[This fragment is available in an audio version.]
Sometimes it’s wrong to begin a phrase with the word “just”. I offer as evidence two such situations. I think there’s a common thread to be drawn.
Stuck · People with mental-health issues can get stuck. For example, when some combination of depression and anxiety means they can’t get out of bed all day, and can’t say why. Or when they really need to get dressed or packed or organized for some imminent un-reschedulable event, and can’t get started.
It would be easy to — sorry, it is easy, I know this because I have — say something like “Just stand up and look out the window, it’s sunny.” Or “Just grab some random underwear and drop them in the suitcase, then you’ll be started”. Or “Just get the binder out of your knapsack and look at the first page.”
This. Will. Not. Help.
Broken · Suppose a colleague at work who takes care of an important high-volume Web Service is dealing with a horrible problem: Spiking latencies, or an actual outage. They’re not making good progress, and someone’s asked you if you can help. You look at some graphs and error messages. It’s easy (once again, I speak from experience) to say something like “Could you just cache the hot partition keys?” or “So, just scan the logs for the high-latency signals and frequency-sort them.”
This. Will. Not. Help.
Philology · Pardon this sidebar; I’ve got a history with dictionaries. And, we have lots of ’em within pretty easy reach of where I’m sitting to write this. I was curious about this usage of “just” in a sense which sort of means “merely”, diminishing the difficulty of whatever action is being proposed.

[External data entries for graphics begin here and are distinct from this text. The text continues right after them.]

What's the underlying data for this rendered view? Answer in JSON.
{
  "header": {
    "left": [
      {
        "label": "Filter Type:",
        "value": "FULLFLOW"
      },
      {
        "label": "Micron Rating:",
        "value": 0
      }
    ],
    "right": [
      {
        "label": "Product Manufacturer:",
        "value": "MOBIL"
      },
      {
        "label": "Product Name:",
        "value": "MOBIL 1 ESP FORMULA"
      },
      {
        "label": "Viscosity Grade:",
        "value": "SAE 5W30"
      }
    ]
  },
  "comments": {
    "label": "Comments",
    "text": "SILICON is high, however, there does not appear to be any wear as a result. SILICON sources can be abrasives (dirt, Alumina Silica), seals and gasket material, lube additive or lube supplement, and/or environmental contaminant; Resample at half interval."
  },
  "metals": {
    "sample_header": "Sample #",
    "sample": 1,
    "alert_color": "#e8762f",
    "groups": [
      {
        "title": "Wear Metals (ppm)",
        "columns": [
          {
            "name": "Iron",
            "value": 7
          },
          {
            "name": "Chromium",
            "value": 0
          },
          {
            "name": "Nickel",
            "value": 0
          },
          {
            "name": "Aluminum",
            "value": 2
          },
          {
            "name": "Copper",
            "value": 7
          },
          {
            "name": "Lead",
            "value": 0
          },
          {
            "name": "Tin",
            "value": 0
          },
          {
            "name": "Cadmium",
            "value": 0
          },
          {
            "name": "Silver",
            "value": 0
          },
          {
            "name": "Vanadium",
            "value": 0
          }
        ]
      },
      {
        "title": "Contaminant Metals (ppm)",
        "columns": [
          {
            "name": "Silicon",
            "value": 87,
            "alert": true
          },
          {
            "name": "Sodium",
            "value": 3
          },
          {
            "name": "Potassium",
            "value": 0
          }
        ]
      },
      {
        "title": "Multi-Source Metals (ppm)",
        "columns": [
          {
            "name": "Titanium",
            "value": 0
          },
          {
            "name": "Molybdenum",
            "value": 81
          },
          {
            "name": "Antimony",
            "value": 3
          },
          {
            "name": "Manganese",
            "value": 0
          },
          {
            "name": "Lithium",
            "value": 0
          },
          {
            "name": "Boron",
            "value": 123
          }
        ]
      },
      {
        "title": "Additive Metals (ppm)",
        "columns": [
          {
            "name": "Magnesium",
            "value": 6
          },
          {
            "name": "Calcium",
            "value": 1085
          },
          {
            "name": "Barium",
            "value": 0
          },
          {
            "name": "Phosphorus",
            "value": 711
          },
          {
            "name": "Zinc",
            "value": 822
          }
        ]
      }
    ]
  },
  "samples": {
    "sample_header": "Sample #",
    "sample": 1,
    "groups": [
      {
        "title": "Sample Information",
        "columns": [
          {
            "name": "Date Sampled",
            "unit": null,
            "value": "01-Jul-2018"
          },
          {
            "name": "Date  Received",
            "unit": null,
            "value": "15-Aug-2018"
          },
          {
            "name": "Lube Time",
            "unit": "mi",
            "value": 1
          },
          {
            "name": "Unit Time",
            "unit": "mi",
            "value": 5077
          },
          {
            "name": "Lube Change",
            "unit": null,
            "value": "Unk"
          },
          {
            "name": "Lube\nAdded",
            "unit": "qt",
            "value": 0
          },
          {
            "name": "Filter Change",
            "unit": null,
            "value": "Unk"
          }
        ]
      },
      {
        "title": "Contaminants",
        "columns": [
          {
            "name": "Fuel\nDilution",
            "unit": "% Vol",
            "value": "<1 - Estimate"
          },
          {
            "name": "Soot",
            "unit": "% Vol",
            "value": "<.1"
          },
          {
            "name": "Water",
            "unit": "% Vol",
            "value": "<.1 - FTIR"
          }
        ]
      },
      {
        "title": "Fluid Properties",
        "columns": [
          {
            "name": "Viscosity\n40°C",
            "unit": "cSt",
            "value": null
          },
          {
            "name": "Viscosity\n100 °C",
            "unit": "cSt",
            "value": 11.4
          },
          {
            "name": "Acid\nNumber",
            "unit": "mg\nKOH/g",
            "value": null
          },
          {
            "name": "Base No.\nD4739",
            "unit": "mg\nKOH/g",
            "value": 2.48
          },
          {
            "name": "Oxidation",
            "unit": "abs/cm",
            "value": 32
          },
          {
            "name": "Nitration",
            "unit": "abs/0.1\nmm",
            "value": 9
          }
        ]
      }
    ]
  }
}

So I grabbed the Shorter OED (4th ed.), which is a lot easier on the wrists and eyes than the full OED and which, cognoscenti will tell you, is maybe a little stronger on etymology than its larger sibling. Disappointingly, I turned up nothing. So I went and took out the Compact Oxford English Dictionary. Note: This is not the teeny little Compact Oxford Dictionary, it’s a 1989 printing of the then-new full Second Edition of the OED, photographically reduced with nine pages on each of its (very large) leaves. Which means it strains the wrist and you need a magnifying glass to read the text.
Wondering why I care? I helped produce these artifacts. Must write about that someday… anyhow.
In the big OED I struck gold. Which surprised me since I have always thought that the Shorter is enough to suffice anyone who’s not trying to figure out what Chaucer meant or when Indian vocabulary begin to infuse into English. In fact, this is the first time in decades that I’ve actually needed to go to the big OED.
Below I reproduce the relevant page. Warning: If you enlarge this you’ll get the full-resolution picture, and it’s not small. The page starts halfway through the adverbial senses of “just”.
There, we learn (see sense 5) of the usage which means “No more than; merely; barely”. The first supporting quotation is from Robert Hooke in 1665, but my favorite is from Macaulay in 1849: “Men who … seemed to think they had given an illustrious proof of loyalty by just stopping short of regicide.”
But let’s not ignore sense 5.c: “Used to extenuate the action expressed by a verb, and so to represent it as a small thing.” The first known usage from by Walter Scott in 1815. The most recent quotation is from 1898 and resonates with me: “Mother! Do just get in with me for a few minutes till the train starts.” I wonder why Mother wouldn’t get in, and I’m pretty sure that “just” didn’t help.
Take-away · Do not, to quote the OED, “represent as a small thing” the difficulty of something you’re asking someone else to do, when you’re not inside their head and don’t understand what they see and feel. The word “just” is a signal that you’re not taking their problem seriously.
So, don’t do that.
I’d like to say “Just don’t” but obviously shouldn’t.